Splunk-Specific Monitoring and Dashboards
Splunk is an ideal platform for port monitoring at scale.
To identify blocked outbound traffic:
index=firewall action=blocked direction=outbound
| stats count by src_ip dest_ip dest_port
To find uncommon ports:
index=network
| stats count by dest_port
| where dest_port > 1024 AND count > 100
To monitor external RDP usage:
index=firewall dest_port=3389 src_ip!=10.0.0.0/8
| stats count by src_ip dest_ip
Build dashboards for:
- Top 20 destination ports (internal and external)

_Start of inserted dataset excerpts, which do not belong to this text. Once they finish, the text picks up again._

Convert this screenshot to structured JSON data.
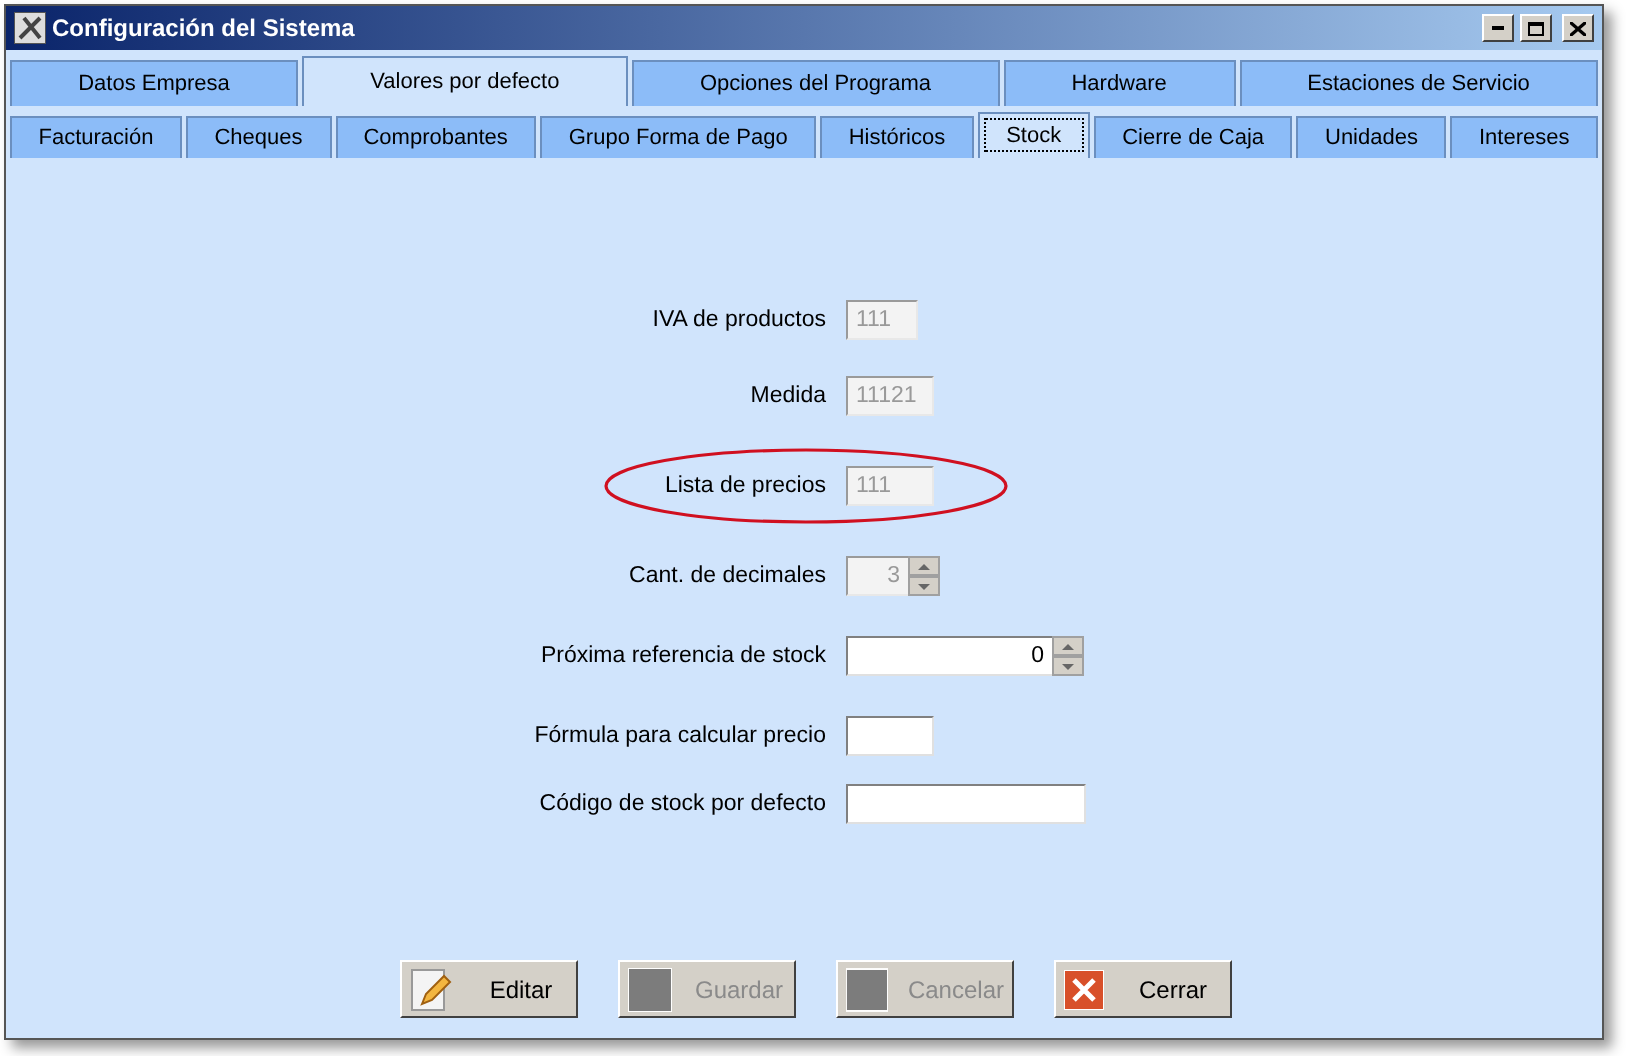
{
  "window": {
    "title": "Configuración del Sistema"
  },
  "tabs": [
    {
      "label": "Datos Empresa",
      "selected": false
    },
    {
      "label": "Valores por defecto",
      "selected": true
    },
    {
      "label": "Opciones del Programa",
      "selected": false
    },
    {
      "label": "Hardware",
      "selected": false
    },
    {
      "label": "Estaciones de Servicio",
      "selected": false
    }
  ],
  "subtabs": [
    {
      "label": "Facturación",
      "selected": false
    },
    {
      "label": "Cheques",
      "selected": false
    },
    {
      "label": "Comprobantes",
      "selected": false
    },
    {
      "label": "Grupo Forma de Pago",
      "selected": false
    },
    {
      "label": "Históricos",
      "selected": false
    },
    {
      "label": "Stock",
      "selected": true
    },
    {
      "label": "Cierre de Caja",
      "selected": false
    },
    {
      "label": "Unidades",
      "selected": false
    },
    {
      "label": "Intereses",
      "selected": false
    }
  ],
  "fields": [
    {
      "label": "IVA de productos",
      "kind": "text",
      "value": "111",
      "disabled": true,
      "highlighted": false
    },
    {
      "label": "Medida",
      "kind": "text",
      "value": "11121",
      "disabled": true,
      "highlighted": false
    },
    {
      "label": "Lista de precios",
      "kind": "text",
      "value": "111",
      "disabled": true,
      "highlighted": true
    },
    {
      "label": "Cant. de decimales",
      "kind": "spinner",
      "value": "3",
      "disabled": true,
      "highlighted": false
    },
    {
      "label": "Próxima referencia de stock",
      "kind": "spinner",
      "value": "0",
      "disabled": false,
      "highlighted": false
    },
    {
      "label": "Fórmula para calcular precio",
      "kind": "text",
      "disabled": false,
      "highlighted": false
    },
    {
      "label": "Código de stock por defecto",
      "kind": "text",
      "disabled": false,
      "highlighted": false
    }
  ],
  "buttons": [
    {
      "label": "Editar",
      "disabled": false
    },
    {
      "label": "Guardar",
      "disabled": true
    },
    {
      "label": "Cancelar",
      "disabled": true
    },
    {
      "label": "Cerrar",
      "disabled": false
    }
  ]
}
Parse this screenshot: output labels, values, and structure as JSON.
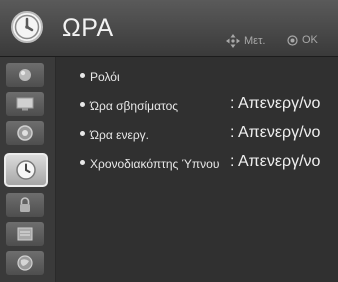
{
  "header": {
    "title": "ΩΡΑ",
    "hint_move": "Μετ.",
    "hint_ok": "OK",
    "icon": "clock-icon"
  },
  "sidebar": {
    "items": [
      {
        "icon": "picture-icon"
      },
      {
        "icon": "screen-icon"
      },
      {
        "icon": "speaker-icon"
      },
      {
        "icon": "clock-icon",
        "selected": true
      },
      {
        "icon": "lock-icon"
      },
      {
        "icon": "options-icon"
      },
      {
        "icon": "globe-icon"
      }
    ]
  },
  "menu": {
    "items": [
      {
        "label": "Ρολόι",
        "value": ""
      },
      {
        "label": "Ώρα σβησίματος",
        "value": ": Απενεργ/νο"
      },
      {
        "label": "Ώρα ενεργ.",
        "value": ": Απενεργ/νο"
      },
      {
        "label": "Χρονοδιακόπτης Ύπνου",
        "value": ": Απενεργ/νο"
      }
    ]
  },
  "colors": {
    "background": "#2a2a2a",
    "header": "#4a4a4a",
    "text": "#ececec",
    "selected": "#d0d0d0"
  }
}
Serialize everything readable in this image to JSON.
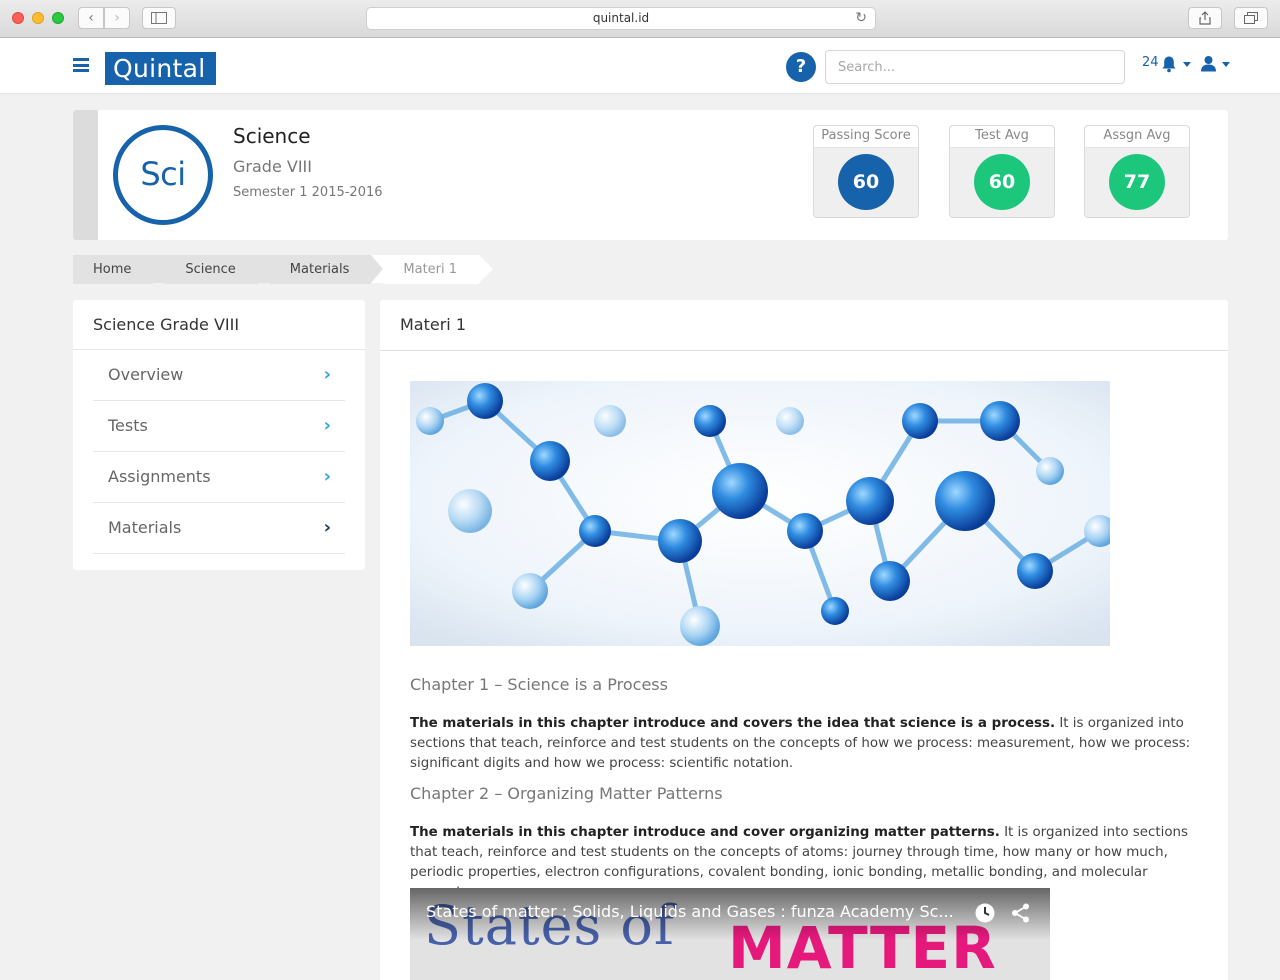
{
  "browser": {
    "url": "quintal.id"
  },
  "header": {
    "logo_text": "Quintal",
    "help_label": "?",
    "search_placeholder": "Search...",
    "notification_count": "24"
  },
  "course": {
    "badge": "Sci",
    "title": "Science",
    "grade": "Grade VIII",
    "semester": "Semester 1 2015-2016",
    "stats": [
      {
        "label": "Passing Score",
        "value": "60",
        "color": "#1763ab"
      },
      {
        "label": "Test Avg",
        "value": "60",
        "color": "#1cc77c"
      },
      {
        "label": "Assgn Avg",
        "value": "77",
        "color": "#1cc77c"
      }
    ]
  },
  "breadcrumb": [
    "Home",
    "Science",
    "Materials",
    "Materi 1"
  ],
  "sidebar": {
    "title": "Science Grade VIII",
    "items": [
      {
        "label": "Overview"
      },
      {
        "label": "Tests"
      },
      {
        "label": "Assignments"
      },
      {
        "label": "Materials"
      }
    ]
  },
  "content": {
    "title": "Materi 1",
    "chapters": [
      {
        "heading": "Chapter 1 – Science is a Process",
        "lead": "The materials in this chapter introduce and covers the idea that science is a process.",
        "body": " It is organized into sections that teach, reinforce and test students on the concepts of how we process: measurement, how we process: significant digits and how we process: scientific notation."
      },
      {
        "heading": "Chapter 2 – Organizing Matter Patterns",
        "lead": "The materials in this chapter introduce and cover organizing matter patterns.",
        "body": " It is organized into sections that teach, reinforce and test students on the concepts of atoms: journey through time, how many or how much, periodic properties, electron configurations, covalent bonding, ionic bonding, metallic bonding, and molecular geometry."
      }
    ],
    "video": {
      "title": "States of matter : Solids, Liquids and Gases : funza Academy Sc...",
      "thumb_text_1": "States of",
      "thumb_text_2": "MATTER"
    }
  },
  "colors": {
    "brand": "#1763ab",
    "accent_green": "#1cc77c",
    "chevron": "#2ea7dc"
  }
}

- Trends in denied outbound traffic
- Changes in allowed inbound port sets
- Open port vs. asset role validation
Use lookup tables for approved port lists and alert on deviations. Combine firewall logs with EDR and asset inventory data for context-aware decisions.
Conclusion
Effective firewall control starts with evidence, not assumptions. Combine network discovery, service validation, traffic monitoring, and SIEM analysis to build a defensible allowlist. Tools like Nmap, Wireshark, Nessus, and Splunk provide the technical insight. Deny by default, document every rule, and treat your firewall like a living system — not a one-time configuration.